The H.R. Doctor Is In
The "HRchitects"
We
grow and develop as individuals based upon structure in our
lives. Initially, the structure comes in utero from our
mothers. It comes from our parents in the initial few years of
our lives and gradually expands to take in other dimensions.
We start school. We develop friendships. We begin a career. We
end up with families of our own.
All
of these elements replace what would otherwise be chaos,
uncertainty and an inability to function. As individuals, we
would not survive. Our society would not survive.
Inside a bureaucracy, structure
is all around. You cant buy paperclips without following the
rules of the Purchasing Department. Certainly, if you work in
a Sheriffs Department or Fire-rescue department, there are
structures that govern day-to-day existence. Call them rules,
regulations, chain of command, policies - there are many
names, but they all refer to the same thing - the process
of substituting some form of productive and shared protocols
for randomness in order to produce something of value.

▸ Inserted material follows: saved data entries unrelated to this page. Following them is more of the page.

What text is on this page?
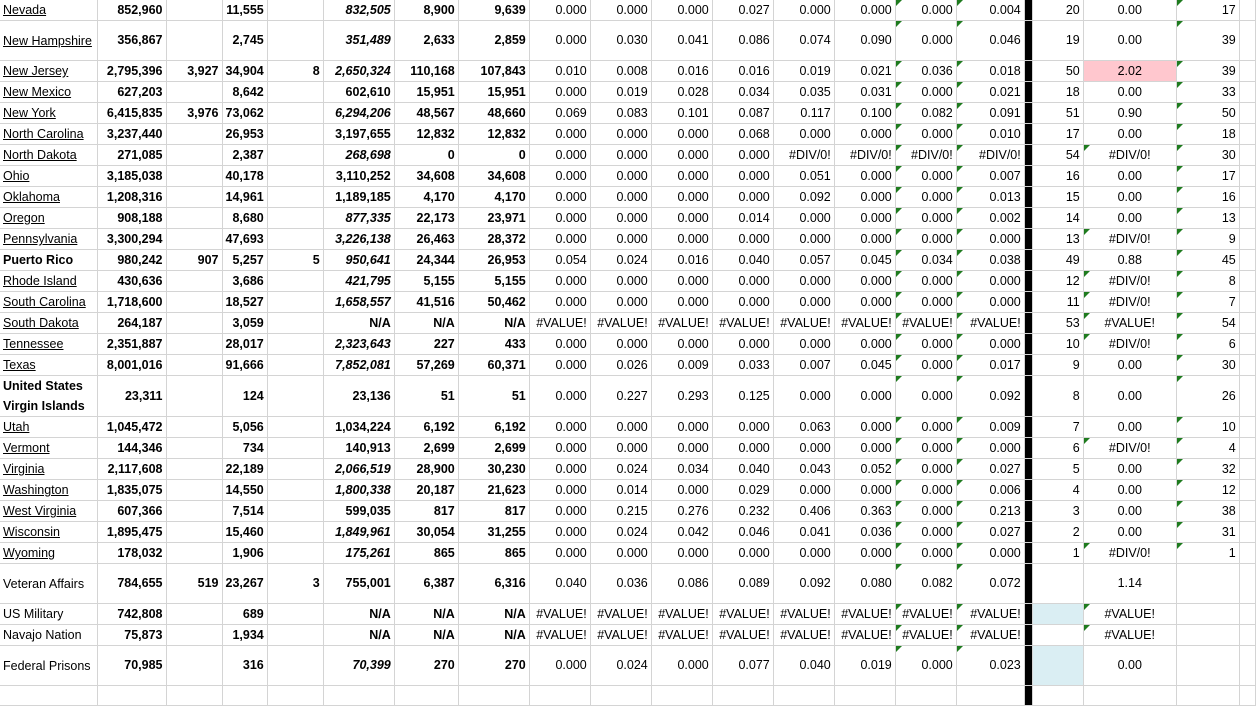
Nevada	852,960		11,555		832,505	8,900	9,639	0.000	0.000	0.000	0.027	0.000	0.000	0.000	0.004		20	0.00	17	

New Hampshire	356,867		2,745		351,489	2,633	2,859	0.000	0.030	0.041	0.086	0.074	0.090	0.000	0.046		19	0.00	39	

New Jersey	2,795,396	3,927	34,904	8	2,650,324	110,168	107,843	0.010	0.008	0.016	0.016	0.019	0.021	0.036	0.018		50	2.02	39	

New Mexico	627,203		8,642		602,610	15,951	15,951	0.000	0.019	0.028	0.034	0.035	0.031	0.000	0.021		18	0.00	33	

New York	6,415,835	3,976	73,062		6,294,206	48,567	48,660	0.069	0.083	0.101	0.087	0.117	0.100	0.082	0.091		51	0.90	50	

North Carolina	3,237,440		26,953		3,197,655	12,832	12,832	0.000	0.000	0.000	0.068	0.000	0.000	0.000	0.010		17	0.00	18	

North Dakota	271,085		2,387		268,698	0	0	0.000	0.000	0.000	0.000	#DIV/0!	#DIV/0!	#DIV/0!	#DIV/0!		54	#DIV/0!	30	

Ohio	3,185,038		40,178		3,110,252	34,608	34,608	0.000	0.000	0.000	0.000	0.051	0.000	0.000	0.007		16	0.00	17	

Oklahoma	1,208,316		14,961		1,189,185	4,170	4,170	0.000	0.000	0.000	0.000	0.092	0.000	0.000	0.013		15	0.00	16	

Oregon	908,188		8,680		877,335	22,173	23,971	0.000	0.000	0.000	0.014	0.000	0.000	0.000	0.002		14	0.00	13	

Pennsylvania	3,300,294		47,693		3,226,138	26,463	28,372	0.000	0.000	0.000	0.000	0.000	0.000	0.000	0.000		13	#DIV/0!	9	

Puerto Rico	980,242	907	5,257	5	950,641	24,344	26,953	0.054	0.024	0.016	0.040	0.057	0.045	0.034	0.038		49	0.88	45	

Rhode Island	430,636		3,686		421,795	5,155	5,155	0.000	0.000	0.000	0.000	0.000	0.000	0.000	0.000		12	#DIV/0!	8	

South Carolina	1,718,600		18,527		1,658,557	41,516	50,462	0.000	0.000	0.000	0.000	0.000	0.000	0.000	0.000		11	#DIV/0!	7	

South Dakota	264,187		3,059		N/A	N/A	N/A	#VALUE!	#VALUE!	#VALUE!	#VALUE!	#VALUE!	#VALUE!	#VALUE!	#VALUE!		53	#VALUE!	54	

Tennessee	2,351,887		28,017		2,323,643	227	433	0.000	0.000	0.000	0.000	0.000	0.000	0.000	0.000		10	#DIV/0!	6	

Texas	8,001,016		91,666		7,852,081	57,269	60,371	0.000	0.026	0.009	0.033	0.007	0.045	0.000	0.017		9	0.00	30	

United States Virgin Islands	23,311		124		23,136	51	51	0.000	0.227	0.293	0.125	0.000	0.000	0.000	0.092		8	0.00	26	

Utah	1,045,472		5,056		1,034,224	6,192	6,192	0.000	0.000	0.000	0.000	0.063	0.000	0.000	0.009		7	0.00	10	

Vermont	144,346		734		140,913	2,699	2,699	0.000	0.000	0.000	0.000	0.000	0.000	0.000	0.000		6	#DIV/0!	4	

Virginia	2,117,608		22,189		2,066,519	28,900	30,230	0.000	0.024	0.034	0.040	0.043	0.052	0.000	0.027		5	0.00	32	

Washington	1,835,075		14,550		1,800,338	20,187	21,623	0.000	0.014	0.000	0.029	0.000	0.000	0.000	0.006		4	0.00	12	

West Virginia	607,366		7,514		599,035	817	817	0.000	0.215	0.276	0.232	0.406	0.363	0.000	0.213		3	0.00	38	

Wisconsin	1,895,475		15,460		1,849,961	30,054	31,255	0.000	0.024	0.042	0.046	0.041	0.036	0.000	0.027		2	0.00	31	

Wyoming	178,032		1,906		175,261	865	865	0.000	0.000	0.000	0.000	0.000	0.000	0.000	0.000		1	#DIV/0!	1	

Veteran Affairs	784,655	519	23,267	3	755,001	6,387	6,316	0.040	0.036	0.086	0.089	0.092	0.080	0.082	0.072			1.14		

US Military	742,808		689		N/A	N/A	N/A	#VALUE!	#VALUE!	#VALUE!	#VALUE!	#VALUE!	#VALUE!	#VALUE!	#VALUE!			#VALUE!		

Navajo Nation	75,873		1,934		N/A	N/A	N/A	#VALUE!	#VALUE!	#VALUE!	#VALUE!	#VALUE!	#VALUE!	#VALUE!	#VALUE!			#VALUE!		

Federal Prisons	70,985		316		70,399	270	270	0.000	0.024	0.000	0.077	0.040	0.019	0.000	0.023			0.00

Structure is, therefore, essential to our individual well
being and to the health of society.
On
the other hand, too much structure kills creativity and makes
exploring new or controversial subjects very difficult and
uncomfortable for an individual. Arguably, it is creativity
and innovation that have the greatest positive effect on an
organization and on an individual.
In
other words, there is a tension between adhering to structure
mindlessly at one end of the spectrum and creative disregard
for convention on the other end. Neither extreme is helpful,
nor is it healthy.
An
overly structured organization is not a happy place to spend a
career. Rules that disregard the reality of what is going on
in the real world will doom an organization to high turnover
and low productivity. The rules in a successful organization
must not only allow, but must encourage, innovation and the
willingness to experiment, even at the risk of some
failure.
One
of the absolutely great points about a life in Human Resources
is that HR is in a position - or should be - to be a
gatekeeper in this tension between innovation and structure.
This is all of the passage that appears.